Le vicende, raccontate in prima persona da uno dei personaggi, Nick Carraway, prendono forma nella New York degli anni '20, in un quartiere fittizio abitato da ricchi e stravaganti personaggi.
Nick si è da poco trasferito in un piccolo cottage accanto al grande castello di Gatsby, uomo misterioso, estremamente solo, dal passato sconosciuto, circondato da voci che si contraddicono l'un l'altra.
E poi c'è Daisy, il motore dello sfarzo e, infine, della rovina di Gatsby, suo eterno devoto, il quale metterà in scena una vita all'altezza di ciò che pensava essere la sua vecchia fiamma, ormai sposata con il semplice e rozzo Tom.

Insomma, un romanzo che possiamo definire manifesto di quell'illusorio sogno americano, di un tempo in cui le feste e gli eccessi nascondevano la grande solitudine e la paura, intrappolati tra una guerra passata ed un'altra che stava per arrivare.

E così, via: musica jazz, champagne e fuochi d'artificio, poco importa se non si conosceva nemmeno il volto del padrone di casa, un uomo che, a mio avviso, incarna meglio di chiunque altro il sopracitato American dream, e quella speranza spezzata di poter nostalgicamente vivere nel passato.
Così come, sia oggi che un tempo, una miriade di uomini e donne riponeva le proprie speranze in quel porto di Long Island, Gatsby credeva nella "luce verde", la sua più alta ambizione, forse nemmeno l'amore per Daisy, ma la sua stessa idea.

Passato e futuro, un avvenire luminoso, il suo desiderio, la volontà romantica di ricreare un ricordo, e di portarlo esasperatamente alla perfezione. Perfezione che, come si sa, non esiste.
"Non si può ripetere il passato", dice Nick al triste amico Jay.

Ci vorrebbero interi libri per poter parlare di tutti i temi simbolici contenuti in questo capolavoro della letteratura americana. Si discuterebbe di solitudine, di vuotezza, di falsi sentimenti e snobismo. In quei ruggenti anni '20, nemmeno così differenti dai nostri, caratterizzati dalla tragica scomparsa di vecchi ideali, di punti di appoggio e da una generale decadenza morale, davanti a tutto quell'ostentato e seppur meraviglioso splendore, sorgerebbe spontaneo affermare che "non è tutto oro ciò che luccica".

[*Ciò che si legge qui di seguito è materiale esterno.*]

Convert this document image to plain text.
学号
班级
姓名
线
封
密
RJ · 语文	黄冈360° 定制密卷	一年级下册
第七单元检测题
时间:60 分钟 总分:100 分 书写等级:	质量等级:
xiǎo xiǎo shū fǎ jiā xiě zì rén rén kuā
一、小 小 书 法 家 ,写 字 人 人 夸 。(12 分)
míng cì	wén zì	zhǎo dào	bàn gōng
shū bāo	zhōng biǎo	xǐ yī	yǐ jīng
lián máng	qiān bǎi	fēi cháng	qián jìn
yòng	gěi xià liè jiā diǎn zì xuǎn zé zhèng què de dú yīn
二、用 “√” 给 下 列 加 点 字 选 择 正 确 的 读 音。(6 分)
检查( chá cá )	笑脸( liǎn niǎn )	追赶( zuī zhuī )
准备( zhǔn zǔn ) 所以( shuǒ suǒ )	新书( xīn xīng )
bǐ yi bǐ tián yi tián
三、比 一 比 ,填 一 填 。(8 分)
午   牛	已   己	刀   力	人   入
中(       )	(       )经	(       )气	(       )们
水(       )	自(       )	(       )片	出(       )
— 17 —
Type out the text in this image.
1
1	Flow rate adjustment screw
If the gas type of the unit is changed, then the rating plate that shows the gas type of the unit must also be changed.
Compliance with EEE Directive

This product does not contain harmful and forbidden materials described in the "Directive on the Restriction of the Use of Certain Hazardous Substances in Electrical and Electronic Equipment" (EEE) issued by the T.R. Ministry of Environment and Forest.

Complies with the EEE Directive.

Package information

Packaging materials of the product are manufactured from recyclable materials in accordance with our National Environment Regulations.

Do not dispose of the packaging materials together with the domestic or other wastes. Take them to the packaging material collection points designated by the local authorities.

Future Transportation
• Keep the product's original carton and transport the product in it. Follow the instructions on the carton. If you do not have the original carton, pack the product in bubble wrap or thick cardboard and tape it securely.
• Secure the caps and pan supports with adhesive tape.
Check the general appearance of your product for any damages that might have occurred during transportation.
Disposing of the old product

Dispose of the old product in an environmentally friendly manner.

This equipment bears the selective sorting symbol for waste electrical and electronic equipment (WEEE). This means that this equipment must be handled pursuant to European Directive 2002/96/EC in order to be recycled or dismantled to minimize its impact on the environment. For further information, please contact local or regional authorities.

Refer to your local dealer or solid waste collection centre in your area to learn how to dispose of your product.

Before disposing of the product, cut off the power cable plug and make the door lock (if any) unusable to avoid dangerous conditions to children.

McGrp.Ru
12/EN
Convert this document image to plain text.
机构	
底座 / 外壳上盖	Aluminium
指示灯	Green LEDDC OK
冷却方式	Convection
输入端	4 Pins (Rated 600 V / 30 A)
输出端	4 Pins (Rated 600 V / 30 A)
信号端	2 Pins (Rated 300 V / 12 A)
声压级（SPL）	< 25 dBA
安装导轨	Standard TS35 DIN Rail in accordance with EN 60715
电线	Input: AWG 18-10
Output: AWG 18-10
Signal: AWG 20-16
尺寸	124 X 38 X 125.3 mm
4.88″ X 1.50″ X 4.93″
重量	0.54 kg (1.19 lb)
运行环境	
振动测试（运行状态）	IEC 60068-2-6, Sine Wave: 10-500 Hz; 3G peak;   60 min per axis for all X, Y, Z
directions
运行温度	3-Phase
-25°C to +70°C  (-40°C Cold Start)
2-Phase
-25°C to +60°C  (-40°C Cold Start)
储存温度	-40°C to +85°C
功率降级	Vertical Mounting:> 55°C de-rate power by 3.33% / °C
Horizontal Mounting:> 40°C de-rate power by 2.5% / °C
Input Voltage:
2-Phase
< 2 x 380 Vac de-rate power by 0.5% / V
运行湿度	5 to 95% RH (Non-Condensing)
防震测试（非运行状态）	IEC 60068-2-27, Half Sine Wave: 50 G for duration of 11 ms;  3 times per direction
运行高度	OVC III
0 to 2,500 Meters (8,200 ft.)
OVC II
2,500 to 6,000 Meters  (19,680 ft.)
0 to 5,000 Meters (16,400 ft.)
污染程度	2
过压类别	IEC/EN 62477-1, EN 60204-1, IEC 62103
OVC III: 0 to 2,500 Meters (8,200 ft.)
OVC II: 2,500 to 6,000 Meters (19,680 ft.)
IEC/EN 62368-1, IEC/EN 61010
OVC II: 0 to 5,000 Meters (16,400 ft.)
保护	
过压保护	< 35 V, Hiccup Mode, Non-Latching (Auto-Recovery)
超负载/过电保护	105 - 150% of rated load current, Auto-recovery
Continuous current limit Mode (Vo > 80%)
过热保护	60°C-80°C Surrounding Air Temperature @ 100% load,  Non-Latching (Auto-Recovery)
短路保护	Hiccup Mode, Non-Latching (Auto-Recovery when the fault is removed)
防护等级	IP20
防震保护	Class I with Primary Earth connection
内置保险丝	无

"Gatsby credeva nella luce verde", citano le ultime righe del romanzo, "l'orgasmico futuro che anno dopo anno recede davanti a noi. Ci è sfuggito allora, ma non importa: domani correremo più veloce, allungheremo di più le nostre braccia...E un bel mattino... Così viriamo di bordo, barche contro la corrente, riportati incessantemente nel passato".